If I had a choice from the jump....I choose the Yanmar. Let's face it....something to be said about not worrying about fumes blowing us up
In reality, the chances of blowing up because you have a gasoline engine onboard is probably less than blowing up because you have a propane stove onboard. Keep in mind that 99 percent of all the recreational boats in the US are gasoline powered, and most of the explosions take place as the result of doing something stupid while refueling, such as leaving the engine running, or not turning on the bilge blower before restarting the engine. According to the last boat US report I read about marina fires, they were the result of an electrical problem, or someone placing a heater onboard in a bad location.
Now, I was watching Deadliest Catch on the Discover channel a few months ago and one of the boats experienced a cracked fuel injector line, which triggered the explosive gas alarm. The diesel fumes were so thick that the mechanic had to wear a respirator and hazmat suit in order to get to the shut off valve and facilitate the repairs. They also had to use a special, sparkless fan to evacuate the fumes from the engine room. Fires aboard diesel-powered commercial fishing boats are not at all uncommon, and there have been many resultant explosions.

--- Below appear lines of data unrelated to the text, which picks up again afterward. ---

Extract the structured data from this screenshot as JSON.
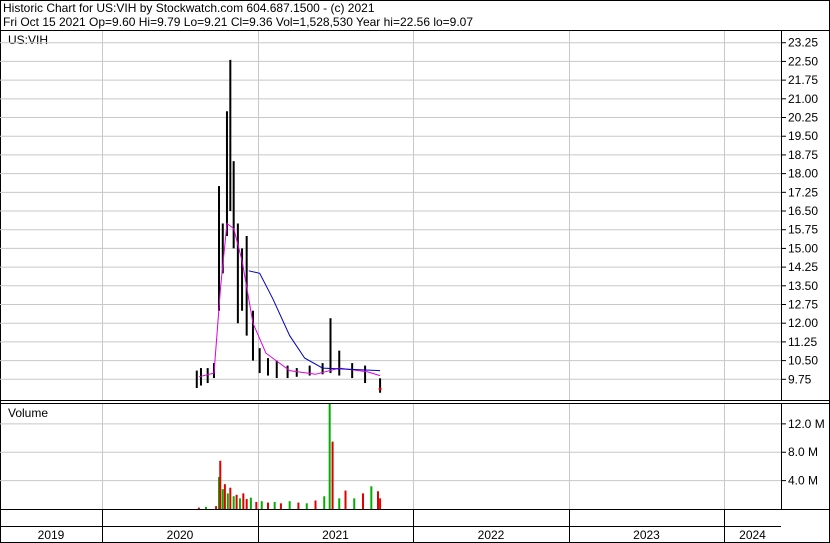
{
  "header": {
    "title_line": "Historic Chart for US:VIH by Stockwatch.com 604.687.1500 - (c) 2021",
    "stats_line": "Fri Oct 15 2021  Op=9.60  Hi=9.79  Lo=9.21  Cl=9.36  Vol=1,528,530  Year hi=22.56  lo=9.07"
  },
  "panels": {
    "price_label": "US:VIH",
    "volume_label": "Volume"
  },
  "colors": {
    "background": "#ffffff",
    "grid": "#c8c8c8",
    "price_bars": "#000000",
    "up_volume": "#00b000",
    "down_volume": "#e00000",
    "ma_short": "#e000e0",
    "ma_long": "#0000c0",
    "close_dot": "#d00000"
  },
  "chart_data": [
    {
      "type": "line",
      "title": "US:VIH",
      "x_axis_labels": [
        "2019",
        "2020",
        "2021",
        "2022",
        "2023",
        "2024"
      ],
      "yticks": [
        "23.25",
        "22.50",
        "21.75",
        "21.00",
        "20.25",
        "19.50",
        "18.75",
        "18.00",
        "17.25",
        "16.50",
        "15.75",
        "15.00",
        "14.25",
        "13.50",
        "12.75",
        "12.00",
        "11.25",
        "10.50",
        "9.75"
      ],
      "ylim": [
        9.0,
        23.6
      ],
      "x_range": [
        "2019-01-01",
        "2024-12-31"
      ],
      "grid": true,
      "series": [
        {
          "kind": "ohlc_highlow",
          "points": [
            {
              "x": "2020-08-10",
              "lo": 9.4,
              "hi": 10.1
            },
            {
              "x": "2020-08-20",
              "lo": 9.5,
              "hi": 10.2
            },
            {
              "x": "2020-09-05",
              "lo": 9.6,
              "hi": 10.2
            },
            {
              "x": "2020-09-20",
              "lo": 9.8,
              "hi": 10.4
            },
            {
              "x": "2020-10-01",
              "lo": 12.5,
              "hi": 17.5
            },
            {
              "x": "2020-10-10",
              "lo": 14.0,
              "hi": 16.0
            },
            {
              "x": "2020-10-20",
              "lo": 15.5,
              "hi": 20.5
            },
            {
              "x": "2020-10-28",
              "lo": 16.5,
              "hi": 22.56
            },
            {
              "x": "2020-11-05",
              "lo": 15.0,
              "hi": 18.5
            },
            {
              "x": "2020-11-15",
              "lo": 12.0,
              "hi": 16.0
            },
            {
              "x": "2020-11-25",
              "lo": 12.5,
              "hi": 15.0
            },
            {
              "x": "2020-12-05",
              "lo": 11.5,
              "hi": 15.5
            },
            {
              "x": "2020-12-20",
              "lo": 10.5,
              "hi": 12.5
            },
            {
              "x": "2021-01-05",
              "lo": 10.0,
              "hi": 11.0
            },
            {
              "x": "2021-01-25",
              "lo": 9.9,
              "hi": 10.6
            },
            {
              "x": "2021-02-15",
              "lo": 9.8,
              "hi": 10.5
            },
            {
              "x": "2021-03-10",
              "lo": 9.8,
              "hi": 10.3
            },
            {
              "x": "2021-04-01",
              "lo": 9.85,
              "hi": 10.2
            },
            {
              "x": "2021-05-01",
              "lo": 9.9,
              "hi": 10.3
            },
            {
              "x": "2021-06-01",
              "lo": 9.95,
              "hi": 10.4
            },
            {
              "x": "2021-06-20",
              "lo": 10.0,
              "hi": 12.2
            },
            {
              "x": "2021-07-10",
              "lo": 9.9,
              "hi": 10.9
            },
            {
              "x": "2021-08-10",
              "lo": 9.8,
              "hi": 10.4
            },
            {
              "x": "2021-09-10",
              "lo": 9.6,
              "hi": 10.3
            },
            {
              "x": "2021-10-15",
              "lo": 9.21,
              "hi": 9.79
            }
          ]
        },
        {
          "name": "",
          "kind": "moving_average_short",
          "color": "#e000e0",
          "points": [
            {
              "x": "2020-08-15",
              "y": 9.85
            },
            {
              "x": "2020-09-20",
              "y": 10.0
            },
            {
              "x": "2020-10-05",
              "y": 13.5
            },
            {
              "x": "2020-10-20",
              "y": 16.0
            },
            {
              "x": "2020-11-05",
              "y": 15.8
            },
            {
              "x": "2020-11-25",
              "y": 14.5
            },
            {
              "x": "2020-12-20",
              "y": 12.0
            },
            {
              "x": "2021-01-20",
              "y": 10.8
            },
            {
              "x": "2021-03-15",
              "y": 10.1
            },
            {
              "x": "2021-05-15",
              "y": 9.95
            },
            {
              "x": "2021-07-10",
              "y": 10.2
            },
            {
              "x": "2021-09-15",
              "y": 10.05
            },
            {
              "x": "2021-10-15",
              "y": 9.9
            }
          ]
        },
        {
          "name": "",
          "kind": "moving_average_long",
          "color": "#0000c0",
          "points": [
            {
              "x": "2020-12-10",
              "y": 14.1
            },
            {
              "x": "2021-01-05",
              "y": 14.0
            },
            {
              "x": "2021-02-05",
              "y": 13.0
            },
            {
              "x": "2021-03-15",
              "y": 11.5
            },
            {
              "x": "2021-04-20",
              "y": 10.6
            },
            {
              "x": "2021-06-01",
              "y": 10.2
            },
            {
              "x": "2021-08-01",
              "y": 10.15
            },
            {
              "x": "2021-10-15",
              "y": 10.1
            }
          ]
        }
      ]
    },
    {
      "type": "bar",
      "title": "Volume",
      "yticks": [
        "12.0 M",
        "8.0 M",
        "4.0 M"
      ],
      "ylim": [
        0,
        14.8
      ],
      "y_unit": "M",
      "grid": true,
      "bars": [
        {
          "x": "2020-08-15",
          "v": 0.2,
          "up": false
        },
        {
          "x": "2020-09-01",
          "v": 0.3,
          "up": true
        },
        {
          "x": "2020-09-25",
          "v": 0.4,
          "up": false
        },
        {
          "x": "2020-10-01",
          "v": 4.5,
          "up": true
        },
        {
          "x": "2020-10-04",
          "v": 6.8,
          "up": false
        },
        {
          "x": "2020-10-10",
          "v": 2.8,
          "up": true
        },
        {
          "x": "2020-10-15",
          "v": 3.5,
          "up": false
        },
        {
          "x": "2020-10-22",
          "v": 2.2,
          "up": true
        },
        {
          "x": "2020-10-28",
          "v": 3.0,
          "up": false
        },
        {
          "x": "2020-11-05",
          "v": 1.8,
          "up": true
        },
        {
          "x": "2020-11-12",
          "v": 2.0,
          "up": false
        },
        {
          "x": "2020-11-20",
          "v": 1.5,
          "up": true
        },
        {
          "x": "2020-11-28",
          "v": 2.2,
          "up": false
        },
        {
          "x": "2020-12-05",
          "v": 1.4,
          "up": false
        },
        {
          "x": "2020-12-15",
          "v": 1.6,
          "up": true
        },
        {
          "x": "2020-12-28",
          "v": 1.0,
          "up": false
        },
        {
          "x": "2021-01-10",
          "v": 1.1,
          "up": true
        },
        {
          "x": "2021-01-25",
          "v": 0.9,
          "up": false
        },
        {
          "x": "2021-02-10",
          "v": 1.0,
          "up": true
        },
        {
          "x": "2021-02-25",
          "v": 0.8,
          "up": false
        },
        {
          "x": "2021-03-15",
          "v": 1.1,
          "up": true
        },
        {
          "x": "2021-04-05",
          "v": 0.9,
          "up": false
        },
        {
          "x": "2021-04-25",
          "v": 0.8,
          "up": true
        },
        {
          "x": "2021-05-15",
          "v": 1.2,
          "up": false
        },
        {
          "x": "2021-06-05",
          "v": 1.8,
          "up": true
        },
        {
          "x": "2021-06-18",
          "v": 14.8,
          "up": true
        },
        {
          "x": "2021-06-25",
          "v": 9.5,
          "up": false
        },
        {
          "x": "2021-07-10",
          "v": 1.5,
          "up": true
        },
        {
          "x": "2021-07-25",
          "v": 2.6,
          "up": false
        },
        {
          "x": "2021-08-15",
          "v": 1.5,
          "up": true
        },
        {
          "x": "2021-09-05",
          "v": 2.2,
          "up": false
        },
        {
          "x": "2021-09-25",
          "v": 3.2,
          "up": true
        },
        {
          "x": "2021-10-10",
          "v": 2.5,
          "up": false
        },
        {
          "x": "2021-10-15",
          "v": 1.5,
          "up": false
        }
      ]
    }
  ]
}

Another source of boat explosions is the result of shorted batteries that are on chargers or being charged while underway with the alternator. I experienced this first hand while fishing at the Marquesses Keys many years ago. At the time, I owned an 18-foot Starcraft Mariner, center console fishing boat powered with a 75 HP Johnson outboard. The battery was housed in a compartment beneath the transom well and accessed via a sliding door. That was also where all the electrical connections were made on an open terminal block and the relay for the power tilt and trim was housed. Apparently, the battery developed a shorted cell, thus causing the alternator to overcharge the remaining cells and produce a large quantity of explosive gasses. The explosion occurred when I activated the power trim as I entered the flats near Boca Grande Key. The blast blew the sliding door completely off the transom, sounded like a grenade going off and scared the hell out of the other two anglers in the boat as well as myself. Fortunately, we were in the company of another boat that had a spare battery that allowed up to clean the boat up and get back to Key West.
For many years, I've written about and advocated an automatic bilge blower than must be activated for at least three minutes before the ignition switch can become operable - just makes sense. I have also been a big proponent of constant ventilation in the battery compartment when the batteries are under charge, either at the dock or while underway.